Чокто наморщил лоб: «Сумеет ли она понять мой народ? Будет ли Белая Птица зачерпывать рукой из шикбта13 горсти пепла и посыпать себе голову, когда придет смерть или голод в мой дом?» Ему вспомнились хриплые рыдания, вырывавшиеся из груди матери, когда утонул его младший брат. Идущая Берегом содрогалась всем телом… Черные хлопья золы падали с ее поседевших волос и рассыпались о ладони, клубясь у земли серым дымком… Слезы текли по исцарапанным ногтями щекам грязными ручейками, а она размазывала их тыльной стороной изработанной руки и скулила столь страдальчески и жалко, что он, Чокто, еще ребенок, ревел вместе с нею и сестрами.
«Хватит ли духа и желания у нее перенять и чтить законы наших предков? Видеть опасность, крадущуюся за листвой на другой стороне ручья, выделывать шкуры, шить замшевые рубахи, собирать ягоды и вялить мясо?.. Сумеет ли она, как его мать любила отца, любить его?
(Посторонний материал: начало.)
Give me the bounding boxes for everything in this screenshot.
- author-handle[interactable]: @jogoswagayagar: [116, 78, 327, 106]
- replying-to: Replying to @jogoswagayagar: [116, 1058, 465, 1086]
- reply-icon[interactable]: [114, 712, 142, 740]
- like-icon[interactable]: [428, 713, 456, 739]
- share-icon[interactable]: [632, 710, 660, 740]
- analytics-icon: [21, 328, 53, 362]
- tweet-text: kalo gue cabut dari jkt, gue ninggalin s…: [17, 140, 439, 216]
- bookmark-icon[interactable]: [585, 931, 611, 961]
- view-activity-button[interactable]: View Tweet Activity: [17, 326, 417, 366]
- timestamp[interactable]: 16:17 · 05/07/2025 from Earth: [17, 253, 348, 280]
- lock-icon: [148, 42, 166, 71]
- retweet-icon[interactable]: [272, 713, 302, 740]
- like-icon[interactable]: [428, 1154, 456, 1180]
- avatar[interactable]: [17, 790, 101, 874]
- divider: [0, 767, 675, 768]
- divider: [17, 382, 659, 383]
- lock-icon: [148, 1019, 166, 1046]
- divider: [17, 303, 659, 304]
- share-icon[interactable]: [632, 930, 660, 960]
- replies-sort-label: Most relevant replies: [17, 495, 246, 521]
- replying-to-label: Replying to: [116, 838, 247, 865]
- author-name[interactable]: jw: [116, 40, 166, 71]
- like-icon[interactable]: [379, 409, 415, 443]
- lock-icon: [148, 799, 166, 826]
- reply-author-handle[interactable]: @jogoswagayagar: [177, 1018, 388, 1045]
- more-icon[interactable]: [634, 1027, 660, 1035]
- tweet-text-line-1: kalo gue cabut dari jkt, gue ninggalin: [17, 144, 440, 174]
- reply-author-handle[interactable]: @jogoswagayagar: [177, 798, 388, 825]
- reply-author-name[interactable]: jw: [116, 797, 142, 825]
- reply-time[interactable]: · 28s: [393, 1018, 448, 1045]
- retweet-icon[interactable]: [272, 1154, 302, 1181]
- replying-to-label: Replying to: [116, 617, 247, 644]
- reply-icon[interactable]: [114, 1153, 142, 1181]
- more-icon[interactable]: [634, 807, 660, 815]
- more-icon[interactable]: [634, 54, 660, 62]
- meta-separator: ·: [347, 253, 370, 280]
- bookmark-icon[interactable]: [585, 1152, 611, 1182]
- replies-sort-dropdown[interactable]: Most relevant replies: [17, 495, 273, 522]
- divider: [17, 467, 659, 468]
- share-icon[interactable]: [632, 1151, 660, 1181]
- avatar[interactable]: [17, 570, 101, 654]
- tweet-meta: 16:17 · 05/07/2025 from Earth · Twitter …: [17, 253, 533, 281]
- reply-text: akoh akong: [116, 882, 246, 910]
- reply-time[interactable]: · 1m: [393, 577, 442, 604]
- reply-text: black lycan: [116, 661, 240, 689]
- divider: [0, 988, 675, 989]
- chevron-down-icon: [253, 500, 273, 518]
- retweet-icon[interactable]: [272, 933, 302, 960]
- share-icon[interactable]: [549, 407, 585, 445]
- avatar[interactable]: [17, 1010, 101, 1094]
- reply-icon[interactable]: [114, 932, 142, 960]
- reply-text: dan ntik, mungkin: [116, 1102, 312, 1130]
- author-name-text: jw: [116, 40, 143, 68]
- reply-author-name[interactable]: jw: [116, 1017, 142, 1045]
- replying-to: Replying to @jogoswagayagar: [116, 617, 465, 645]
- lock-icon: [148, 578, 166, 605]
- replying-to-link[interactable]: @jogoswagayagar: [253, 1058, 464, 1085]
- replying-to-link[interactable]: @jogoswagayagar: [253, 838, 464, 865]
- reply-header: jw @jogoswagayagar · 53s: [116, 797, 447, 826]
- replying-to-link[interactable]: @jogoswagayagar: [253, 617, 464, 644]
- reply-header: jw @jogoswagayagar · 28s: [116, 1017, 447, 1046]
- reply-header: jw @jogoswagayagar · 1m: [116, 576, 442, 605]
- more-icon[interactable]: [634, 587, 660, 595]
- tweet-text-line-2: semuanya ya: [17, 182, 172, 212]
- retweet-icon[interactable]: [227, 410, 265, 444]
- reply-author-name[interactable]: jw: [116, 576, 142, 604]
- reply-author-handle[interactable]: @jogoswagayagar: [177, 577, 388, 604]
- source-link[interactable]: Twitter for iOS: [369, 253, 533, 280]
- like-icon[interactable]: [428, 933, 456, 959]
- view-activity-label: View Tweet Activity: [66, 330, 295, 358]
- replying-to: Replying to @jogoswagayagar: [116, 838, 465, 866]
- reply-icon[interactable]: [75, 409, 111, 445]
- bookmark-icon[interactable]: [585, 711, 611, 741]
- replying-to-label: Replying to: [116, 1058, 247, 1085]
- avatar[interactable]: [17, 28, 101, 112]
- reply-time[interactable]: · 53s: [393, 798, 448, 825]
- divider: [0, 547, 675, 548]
И будут ли ее чары всегда так сильны, как сейчас?..»
Он закрыл глаза, перевернувшись на живот, жадно обнимая нагретую солнцем пахучую землю. Грядущие ласки опутывали душу Чокто сладким и тягучим, как мед, мраком, как нежные голоса предрассветных птиц… И он повергал в грезах свою любовь, комкая наяву пышные волчьи шкуры, хотя в тайниках души уже и сам не стыдился быть поверженным. И там, в миражах, в причудливой ломкой дымке чувств ее горячая кровь обжигала его дикую силу, бросала в неистовство, вызывая в ее плоти страсть до кровавых укусов целовать его бедра и грудь.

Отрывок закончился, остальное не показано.